現在想想,那個時候,師父明明可以用東方異的名號直接吓退木山人,卻偏偏自己搶先示弱,直接讓徒弟死遁,而後更是整個門派都搬出慈坊。

還有,明明東方門是名門正派,沒什麽見不得人的,偏偏一直隐在慈坊,坐着美容藥水的生意,生怕被人發現。

表面上看着沒什麽問題,但要是所有事情串在一起,立時滿是蹊跷意味。

呃……徒弟太犀利了。

東方雨表情微僵,最後,點了頭,“你說的……倒是沒什麽錯。”

視線游離,東方雨有些不敢看南衣。她這徒弟聰明、通透,但其實心思敏感得很,這會怕是得傷心了,“為師,也有很多無奈。”

南衣悶悶地不說話。

“但現下一切雨過天晴。”東方雨露出慈愛笑容,盡量放柔了語氣,“我們師徒又能在一起了。”

南衣看看北庫,又看看東冠,“師兄、師妹他們都什麽時候知道的。”

“也就這幾個月。”東方雨心虛地抓了抓耳朵,這倒是老頭的習慣動作。

幾步走到躺椅邊上,南衣用腳勾過一張矮凳,徑直坐了下來,“好,接下來師父不如與我仔細說說,這前前後後,到底是怎麽個回事?你怎麽突然就以真面目示人了,還有院子裏這些人都哪來的,還有……師父你的身子怎麽就突然不好了?”

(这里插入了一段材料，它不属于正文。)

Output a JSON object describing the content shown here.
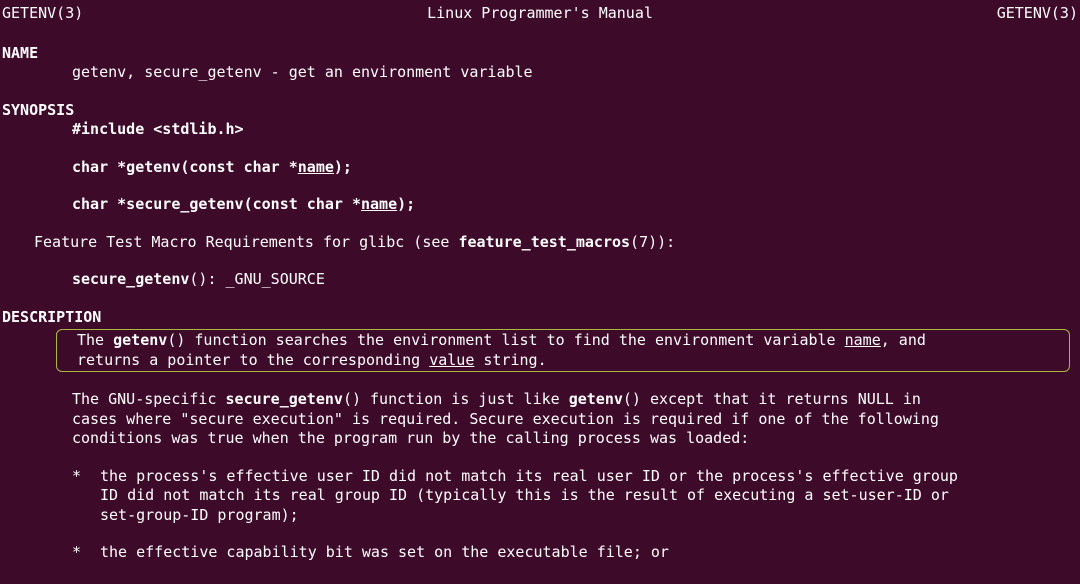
{
  "header": {
    "left": "GETENV(3)",
    "center": "Linux Programmer's Manual",
    "right": "GETENV(3)"
  },
  "sections": {
    "name": {
      "title": "NAME",
      "text": "getenv, secure_getenv - get an environment variable"
    },
    "synopsis": {
      "title": "SYNOPSIS",
      "include": "#include <stdlib.h>",
      "sig1_pre": "char *getenv(const char *",
      "sig1_param": "name",
      "sig1_post": ");",
      "sig2_pre": "char *secure_getenv(const char *",
      "sig2_param": "name",
      "sig2_post": ");",
      "feature_pre": "Feature Test Macro Requirements for glibc (see ",
      "feature_bold": "feature_test_macros",
      "feature_post": "(7)):",
      "secure_bold": "secure_getenv",
      "secure_post": "(): _GNU_SOURCE"
    },
    "description": {
      "title": "DESCRIPTION",
      "p1_part1": "The  ",
      "p1_bold1": "getenv",
      "p1_part2": "()  function  searches  the  environment list to find the environment variable ",
      "p1_underline1": "name",
      "p1_part3": ", and",
      "p1_line2_part1": "returns a pointer to the corresponding ",
      "p1_line2_underline": "value",
      "p1_line2_part2": " string.",
      "p2_part1": "The GNU-specific ",
      "p2_bold1": "secure_getenv",
      "p2_part2": "() function is just like ",
      "p2_bold2": "getenv",
      "p2_part3": "() except  that  it  returns  NULL  in",
      "p2_line2": "cases  where  \"secure execution\" is required.  Secure execution is required if one of the following",
      "p2_line3": "conditions was true when the program run by the calling process was loaded:",
      "bullet1_line1": "the process's effective user ID did not match its real user ID or the process's effective  group",
      "bullet1_line2": "ID  did  not match its real group ID (typically this is the result of executing a set-user-ID or",
      "bullet1_line3": "set-group-ID program);",
      "bullet2": "the effective capability bit was set on the executable file; or",
      "bullet_mark": "*"
    }
  }
}
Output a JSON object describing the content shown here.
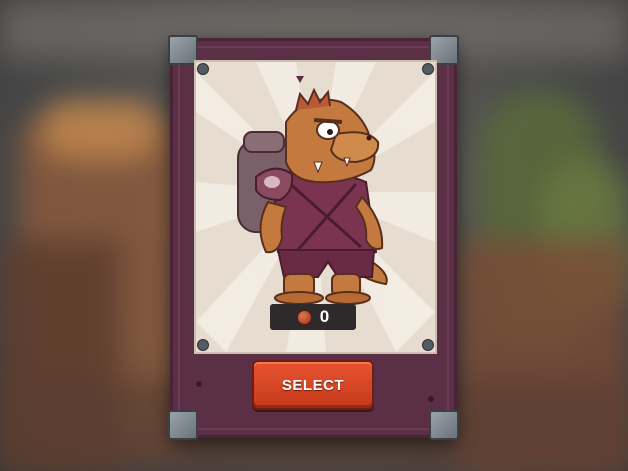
{
  "card": {
    "cost": {
      "icon": "coin-icon",
      "value": "0"
    },
    "select_label": "SELECT",
    "character": "crocodile-backpacker-character"
  },
  "colors": {
    "card_frame": "#5b2f45",
    "button": "#d8472a",
    "portrait_bg": "#e6ddd0"
  }
}
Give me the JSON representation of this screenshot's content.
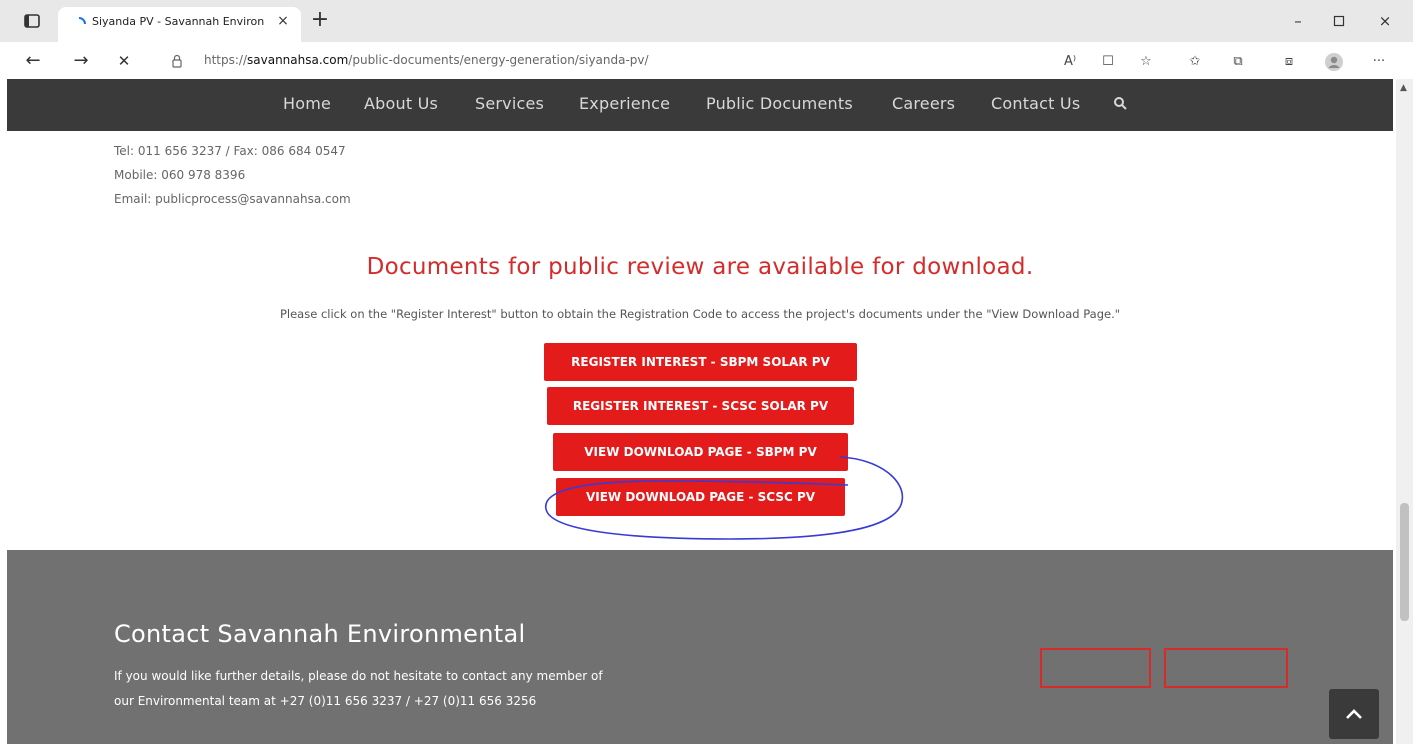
{
  "browser": {
    "tab_title": "Siyanda PV - Savannah Environ",
    "tab_close": "×",
    "new_tab": "+",
    "window_controls": {
      "minimize": "–",
      "maximize": "▫",
      "close": "×"
    },
    "url_prefix": "https://",
    "url_host": "savannahsa.com",
    "url_path": "/public-documents/energy-generation/siyanda-pv/",
    "toolbar_icons": [
      "read-aloud-icon",
      "immersive-reader-icon",
      "add-favorite-icon",
      "favorites-icon",
      "collections-icon",
      "extensions-icon",
      "profile-icon",
      "more-icon"
    ],
    "toolbar_glyphs": {
      "read_aloud": "A⁾",
      "immersive": "☐",
      "fav_add": "☆",
      "favorites": "✩",
      "collections": "⧉",
      "extensions": "⧈",
      "more": "···"
    },
    "nav_glyphs": {
      "back": "←",
      "forward": "→",
      "stop": "✕"
    }
  },
  "site_nav": {
    "items": [
      "Home",
      "About Us",
      "Services",
      "Experience",
      "Public Documents",
      "Careers",
      "Contact Us"
    ],
    "search_icon": "search-icon"
  },
  "contact": {
    "tel_fax": "Tel: 011 656 3237 / Fax: 086 684 0547",
    "mobile": "Mobile: 060 978 8396",
    "email": "Email: publicprocess@savannahsa.com"
  },
  "main": {
    "heading": "Documents for public review are available for download.",
    "instruction": "Please click on the \"Register Interest\" button to obtain the Registration Code to access the project's documents under the \"View Download Page.\"",
    "buttons": [
      "REGISTER INTEREST - SBPM SOLAR PV",
      "REGISTER INTEREST - SCSC SOLAR PV",
      "VIEW DOWNLOAD PAGE - SBPM PV",
      "VIEW DOWNLOAD PAGE - SCSC PV"
    ]
  },
  "footer": {
    "title": "Contact Savannah Environmental",
    "text_line1": "If you would like further details, please do not hesitate to contact any member of",
    "text_line2": "our Environmental team at +27 (0)11 656 3237 / +27 (0)11 656 3256"
  },
  "colors": {
    "accent_red": "#e31b1b",
    "nav_bg": "#3a3a3a",
    "footer_bg": "#717171",
    "annotation_blue": "#3a3ad6"
  }
}
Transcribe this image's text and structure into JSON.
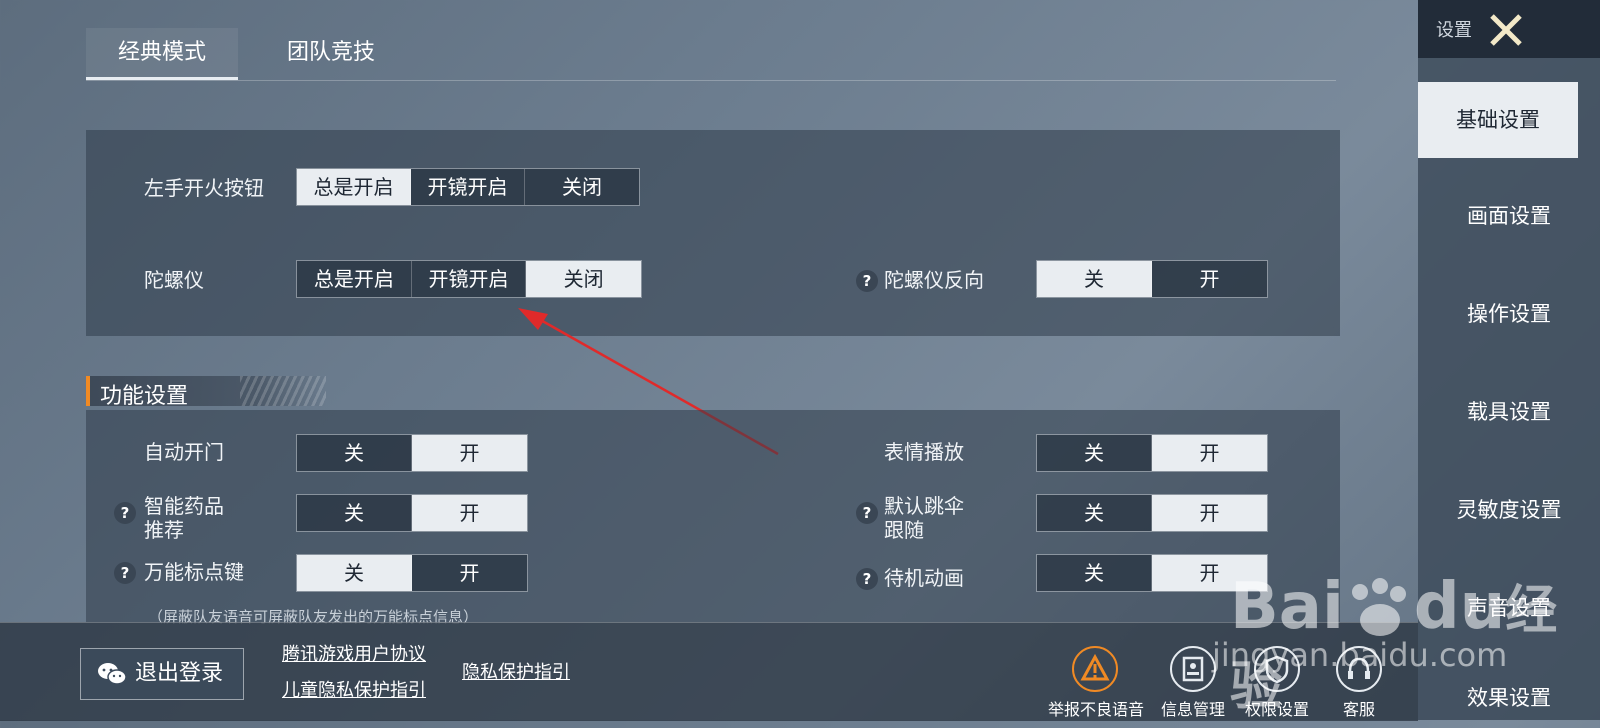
{
  "tabs": [
    {
      "label": "经典模式",
      "active": true
    },
    {
      "label": "团队竞技",
      "active": false
    }
  ],
  "top_panel": {
    "rows": [
      {
        "label": "左手开火按钮",
        "options": [
          "总是开启",
          "开镜开启",
          "关闭"
        ],
        "selected": 0
      },
      {
        "label": "陀螺仪",
        "options": [
          "总是开启",
          "开镜开启",
          "关闭"
        ],
        "selected": 2
      }
    ],
    "gyro_invert": {
      "label": "陀螺仪反向",
      "options": [
        "关",
        "开"
      ],
      "selected": 0
    }
  },
  "section": {
    "title": "功能设置",
    "left_rows": [
      {
        "label": "自动开门",
        "help": false,
        "options": [
          "关",
          "开"
        ],
        "selected": 1
      },
      {
        "label": "智能药品\n推荐",
        "help": true,
        "options": [
          "关",
          "开"
        ],
        "selected": 1
      },
      {
        "label": "万能标点键",
        "help": true,
        "options": [
          "关",
          "开"
        ],
        "selected": 0
      }
    ],
    "right_rows": [
      {
        "label": "表情播放",
        "help": false,
        "options": [
          "关",
          "开"
        ],
        "selected": 1
      },
      {
        "label": "默认跳伞\n跟随",
        "help": true,
        "options": [
          "关",
          "开"
        ],
        "selected": 1
      },
      {
        "label": "待机动画",
        "help": true,
        "options": [
          "关",
          "开"
        ],
        "selected": 1
      }
    ],
    "note": "（屏蔽队友语音可屏蔽队友发出的万能标点信息）"
  },
  "bottom": {
    "logout_label": "退出登录",
    "links": [
      "腾讯游戏用户协议",
      "儿童隐私保护指引",
      "隐私保护指引"
    ],
    "actions": [
      {
        "label": "举报不良语音",
        "icon": "warning-icon"
      },
      {
        "label": "信息管理",
        "icon": "id-card-icon"
      },
      {
        "label": "权限设置",
        "icon": "shield-icon"
      },
      {
        "label": "客服",
        "icon": "headset-icon"
      }
    ]
  },
  "sidebar": {
    "title": "设置",
    "items": [
      "基础设置",
      "画面设置",
      "操作设置",
      "载具设置",
      "灵敏度设置",
      "声音设置",
      "效果设置"
    ],
    "active_index": 0
  },
  "watermark": {
    "brand": "Bai",
    "brand2": "du",
    "cn": "经验",
    "url": "jingyan.baidu.com"
  },
  "colors": {
    "accent": "#f08a24",
    "selected_bg": "#e9edf1",
    "warning": "#f08a24"
  }
}
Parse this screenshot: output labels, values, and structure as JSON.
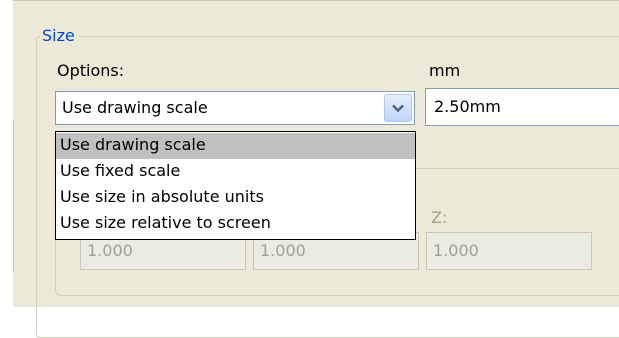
{
  "size_group": {
    "legend": "Size",
    "options_label": "Options:",
    "mm_label": "mm",
    "combo_value": "Use drawing scale",
    "mm_value": "2.50mm",
    "dropdown_options": [
      "Use drawing scale",
      "Use fixed scale",
      "Use size in absolute units",
      "Use size relative to screen"
    ],
    "selected_index": 0
  },
  "scale": {
    "z_label": "Z:",
    "x_value": "1.000",
    "y_value": "1.000",
    "z_value": "1.000"
  },
  "colors": {
    "legend": "#0046d5",
    "panel": "#ece9d8",
    "disabled_text": "#a1a192",
    "selection": "#c0c0c0"
  }
}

聽到最後一個問題,東方雨松了口氣——這丫頭還是關心自己的。

“事情吧,比較複雜。一時半會兒說不清楚。”

南衣把凳子又搬近了一點,揚了腦袋看她,“師父,我現在有的是時間。”

東方雨:怎麽一換成女裝,自己的氣場就被這混徒弟給壓下去了?

“不如,由我來說與師妹聽吧。”東方冠适時插了進來,東方雨立時面上一松。

“對對對!就讓你師兄來說,他都知道了。哎喲……為師這身子不舒服,還得再歇歇,多歇歇。”邊說,那東方雨邊忙不疊地往下躺了點,拉了毯子就往臉上蓋,一副氣虛體弱,不睡不行的模樣。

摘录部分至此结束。